彼女の思想である「オブジェクティヴィズム(客観主義)」は「個人の理性と自己実現」そして利己主義を「道徳」として肯定するラディカルなものであり、多くの起業家や思想家に影響を与えてきた。
彼女を有名にした名著『水源(The Fountainhead)』で描かれた主人公、建築家ハワード・ロークは純粋な創造者としての理想像であり、現実社会の圧力に屈せずに己の信念を貫く男だった。
一方で『肩をすくめるアトラス(Atlas Shrugged)』は、より体系的にオブジェクティヴィズムの世界観を展開し、"生産者"と"寄生者"の二元論をベースに、社会崩壊とそこから始まる再生の物語を描いた。
しかし、その理想は果たしてどこまで「人間らしさ」に寄り添っていたのか。
あるいは、寄り添うことを最初から拒絶していたのではないかというのが疑問として残ってしまったのだ。
『水源』から『アトラス・シュラッグド』へ
『水源』では、まだアイン・ランドの中に「他者との関係性」が残っていた。
主人公のロークとヒロインであるドミニクの関係は暴力的でありながらも、彼らの間には激情と矛盾が混在していた。

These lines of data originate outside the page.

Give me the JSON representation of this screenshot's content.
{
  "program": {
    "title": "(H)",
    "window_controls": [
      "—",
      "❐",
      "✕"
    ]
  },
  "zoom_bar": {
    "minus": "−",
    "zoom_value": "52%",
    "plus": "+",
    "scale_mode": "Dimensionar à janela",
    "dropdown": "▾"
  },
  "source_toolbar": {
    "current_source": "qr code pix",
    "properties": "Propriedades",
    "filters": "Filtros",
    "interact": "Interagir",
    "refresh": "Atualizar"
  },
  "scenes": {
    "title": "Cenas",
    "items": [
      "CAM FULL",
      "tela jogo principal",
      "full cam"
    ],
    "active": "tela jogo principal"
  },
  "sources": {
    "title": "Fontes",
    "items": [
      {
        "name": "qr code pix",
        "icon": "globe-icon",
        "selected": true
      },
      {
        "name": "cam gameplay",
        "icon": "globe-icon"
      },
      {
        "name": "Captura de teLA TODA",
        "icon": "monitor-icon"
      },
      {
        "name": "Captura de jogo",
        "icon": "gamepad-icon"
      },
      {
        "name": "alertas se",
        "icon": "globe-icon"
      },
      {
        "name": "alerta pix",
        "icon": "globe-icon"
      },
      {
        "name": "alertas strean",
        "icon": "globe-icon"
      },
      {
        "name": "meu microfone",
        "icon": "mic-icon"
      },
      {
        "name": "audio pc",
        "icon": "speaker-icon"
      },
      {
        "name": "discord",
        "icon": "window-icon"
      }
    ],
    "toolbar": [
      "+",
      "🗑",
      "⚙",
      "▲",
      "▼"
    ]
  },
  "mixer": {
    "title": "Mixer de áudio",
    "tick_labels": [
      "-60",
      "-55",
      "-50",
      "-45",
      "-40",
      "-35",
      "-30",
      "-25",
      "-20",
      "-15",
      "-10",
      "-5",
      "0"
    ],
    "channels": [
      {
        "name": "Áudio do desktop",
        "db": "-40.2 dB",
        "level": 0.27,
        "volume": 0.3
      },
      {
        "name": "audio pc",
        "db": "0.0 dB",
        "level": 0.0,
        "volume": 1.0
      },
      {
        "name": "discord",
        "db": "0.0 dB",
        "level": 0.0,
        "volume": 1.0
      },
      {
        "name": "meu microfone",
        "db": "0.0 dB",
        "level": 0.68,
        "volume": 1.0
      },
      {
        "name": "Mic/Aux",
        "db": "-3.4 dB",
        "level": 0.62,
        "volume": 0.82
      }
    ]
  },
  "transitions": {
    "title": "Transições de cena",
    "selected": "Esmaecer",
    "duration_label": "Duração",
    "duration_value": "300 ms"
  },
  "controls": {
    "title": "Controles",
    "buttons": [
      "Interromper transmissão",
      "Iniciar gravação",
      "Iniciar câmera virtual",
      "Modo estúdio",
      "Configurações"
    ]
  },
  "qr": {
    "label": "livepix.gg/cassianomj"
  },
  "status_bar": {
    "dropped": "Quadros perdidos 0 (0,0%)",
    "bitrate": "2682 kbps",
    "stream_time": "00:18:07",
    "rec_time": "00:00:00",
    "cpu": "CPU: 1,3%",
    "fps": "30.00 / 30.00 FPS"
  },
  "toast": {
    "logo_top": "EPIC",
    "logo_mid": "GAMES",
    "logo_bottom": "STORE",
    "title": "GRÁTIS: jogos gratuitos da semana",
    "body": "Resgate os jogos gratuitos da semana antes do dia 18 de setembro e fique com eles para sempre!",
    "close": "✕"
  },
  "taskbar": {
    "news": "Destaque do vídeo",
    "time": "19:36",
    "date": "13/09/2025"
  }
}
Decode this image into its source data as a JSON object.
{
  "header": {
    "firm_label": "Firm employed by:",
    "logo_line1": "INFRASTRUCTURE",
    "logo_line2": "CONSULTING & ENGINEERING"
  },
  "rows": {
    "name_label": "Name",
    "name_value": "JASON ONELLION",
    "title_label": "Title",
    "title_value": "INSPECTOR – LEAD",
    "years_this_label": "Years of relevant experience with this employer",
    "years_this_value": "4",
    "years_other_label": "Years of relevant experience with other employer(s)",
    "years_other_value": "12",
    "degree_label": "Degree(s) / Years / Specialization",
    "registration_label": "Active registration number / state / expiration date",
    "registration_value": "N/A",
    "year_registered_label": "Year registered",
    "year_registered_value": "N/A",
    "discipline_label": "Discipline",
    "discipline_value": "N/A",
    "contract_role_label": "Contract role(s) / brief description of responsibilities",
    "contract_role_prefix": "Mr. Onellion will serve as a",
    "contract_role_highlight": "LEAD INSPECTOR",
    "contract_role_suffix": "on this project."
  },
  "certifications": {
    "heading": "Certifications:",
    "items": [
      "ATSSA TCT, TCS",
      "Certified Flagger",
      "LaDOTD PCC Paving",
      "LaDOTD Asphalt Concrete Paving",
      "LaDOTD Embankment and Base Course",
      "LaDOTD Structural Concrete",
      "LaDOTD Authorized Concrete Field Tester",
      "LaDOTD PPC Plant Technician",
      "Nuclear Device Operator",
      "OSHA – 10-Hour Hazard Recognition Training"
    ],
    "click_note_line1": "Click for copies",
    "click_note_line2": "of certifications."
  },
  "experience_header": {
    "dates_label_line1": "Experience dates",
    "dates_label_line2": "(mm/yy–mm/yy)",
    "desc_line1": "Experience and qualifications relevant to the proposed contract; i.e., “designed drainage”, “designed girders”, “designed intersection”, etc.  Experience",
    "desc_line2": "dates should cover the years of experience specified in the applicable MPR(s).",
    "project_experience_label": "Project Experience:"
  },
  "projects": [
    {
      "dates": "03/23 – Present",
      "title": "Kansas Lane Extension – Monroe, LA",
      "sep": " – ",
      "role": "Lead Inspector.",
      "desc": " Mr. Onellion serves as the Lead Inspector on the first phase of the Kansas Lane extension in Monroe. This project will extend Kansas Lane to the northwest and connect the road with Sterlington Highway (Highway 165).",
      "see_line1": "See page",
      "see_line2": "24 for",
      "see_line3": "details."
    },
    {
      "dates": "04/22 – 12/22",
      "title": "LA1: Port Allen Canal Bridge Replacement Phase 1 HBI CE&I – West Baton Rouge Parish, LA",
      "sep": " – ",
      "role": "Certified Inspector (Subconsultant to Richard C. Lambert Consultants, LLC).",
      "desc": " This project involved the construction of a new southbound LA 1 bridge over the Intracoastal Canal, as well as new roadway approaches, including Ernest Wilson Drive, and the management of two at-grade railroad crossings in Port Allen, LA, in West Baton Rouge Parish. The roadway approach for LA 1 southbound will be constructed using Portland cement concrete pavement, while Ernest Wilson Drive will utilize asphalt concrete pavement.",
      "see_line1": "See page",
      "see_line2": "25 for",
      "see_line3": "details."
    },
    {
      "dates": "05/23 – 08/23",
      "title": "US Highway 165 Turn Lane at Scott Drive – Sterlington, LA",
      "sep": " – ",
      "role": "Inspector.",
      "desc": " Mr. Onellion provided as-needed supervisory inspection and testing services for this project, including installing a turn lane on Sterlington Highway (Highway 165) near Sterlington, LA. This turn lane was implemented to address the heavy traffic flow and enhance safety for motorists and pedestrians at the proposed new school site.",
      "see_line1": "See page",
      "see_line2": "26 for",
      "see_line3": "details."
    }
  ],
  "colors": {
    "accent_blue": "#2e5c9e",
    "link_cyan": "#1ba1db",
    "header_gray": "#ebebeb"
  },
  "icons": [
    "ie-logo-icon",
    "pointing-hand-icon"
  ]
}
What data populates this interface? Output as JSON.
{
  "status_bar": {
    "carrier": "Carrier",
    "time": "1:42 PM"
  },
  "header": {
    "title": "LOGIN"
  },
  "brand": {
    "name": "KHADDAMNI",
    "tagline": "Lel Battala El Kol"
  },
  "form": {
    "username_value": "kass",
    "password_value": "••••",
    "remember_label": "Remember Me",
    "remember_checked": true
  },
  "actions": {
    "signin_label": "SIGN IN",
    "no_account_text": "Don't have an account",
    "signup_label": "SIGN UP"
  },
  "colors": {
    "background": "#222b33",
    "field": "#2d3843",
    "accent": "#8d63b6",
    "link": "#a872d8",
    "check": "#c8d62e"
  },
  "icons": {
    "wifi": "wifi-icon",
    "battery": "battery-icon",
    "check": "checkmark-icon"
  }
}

芸術、愛、自己というものがぶつかり合いながら一つの関係と世界観を築き、最終的に結ばれたハッピーエンドとして、私もこの著作は本当に強烈な読書体験となって大好きな作品となった。

だが、『アトラス・シュラッグド』では、より理念的で教義的な方向へと傾いていく。
ヒロインであるダグニー・タッガートという女性は、有能で自立した鉄道経営者であると同時に、次々と現れる“超越者”たちに惹かれていく。
彼女はフランシスコ、リアーデン、そして最終的にジョン・ゴールトへと心を寄せ、その誰もが「選ばれた者」であり、彼女自身もその枠内に留まることを求められる。
逆に、幼馴染であり彼女に片思いをしながら尽くしてきたエディー・ウィラーズのような忠誠心の強い人間や、ジェームズの妻でありながら誇り高かったシェリルのように「感情」で苦しむ者たちは、物語の中で“言葉を与えられることなく”退場していく。
ランドはそこに“救済”を用意しなかった。
そして、それが本当に「理性の勝利」だったのかどうかは、読む者の心に静かな疑問を残す。
私も苦戦しながら読み終えて思った。
「この本って実は面白くないんじゃないのか」と
創造者と寄生虫、そして「選ばれなかった者たち」
本作の中心で最終章の主人公であるジョン・ゴールトは、物語の終盤で「この世を捨てて、自分たちの理想郷を築いた創造者たち」の中心人物として現れる。
しかし彼は、それまで読者と共に苦悩してきたダグニーやリアーデンも“ある条件下でしか理想郷に受け入れない”として線を引いた。
エディー・ウィラーズの最後の場面は、その象徴的な断絶である。
彼は創造者ではないが、善良で、実直で、忠義に厚かった。
それでも彼には「何の報いも与えられない」
ランドは彼を物語からそっと外していったのだ。
この扱いに対して、多くの読者や批評家は「非創造者の切り捨て」と感じた。バーバラ・ブランデンは回想の中で「アインは心のどこかでそんな人々の哀しみを知っていた。でも、理論上それを救ってはならなかった」と述べている。
ネイサン・ブランデンとバーバラの回想に映るランド像
詳細は省くがランドと精神的・哲学的なパートナーであったネイサン・ブランデンは、ランドの思想を広める「オブジェクティヴィスト運動」の中心にいた人物だったが、やがて関係は破綻する。ネイサンは回想録『My Years with Ayn Rand』で、ランドとの関係の精神的な重さ、そして「許されざる逸脱」を語る。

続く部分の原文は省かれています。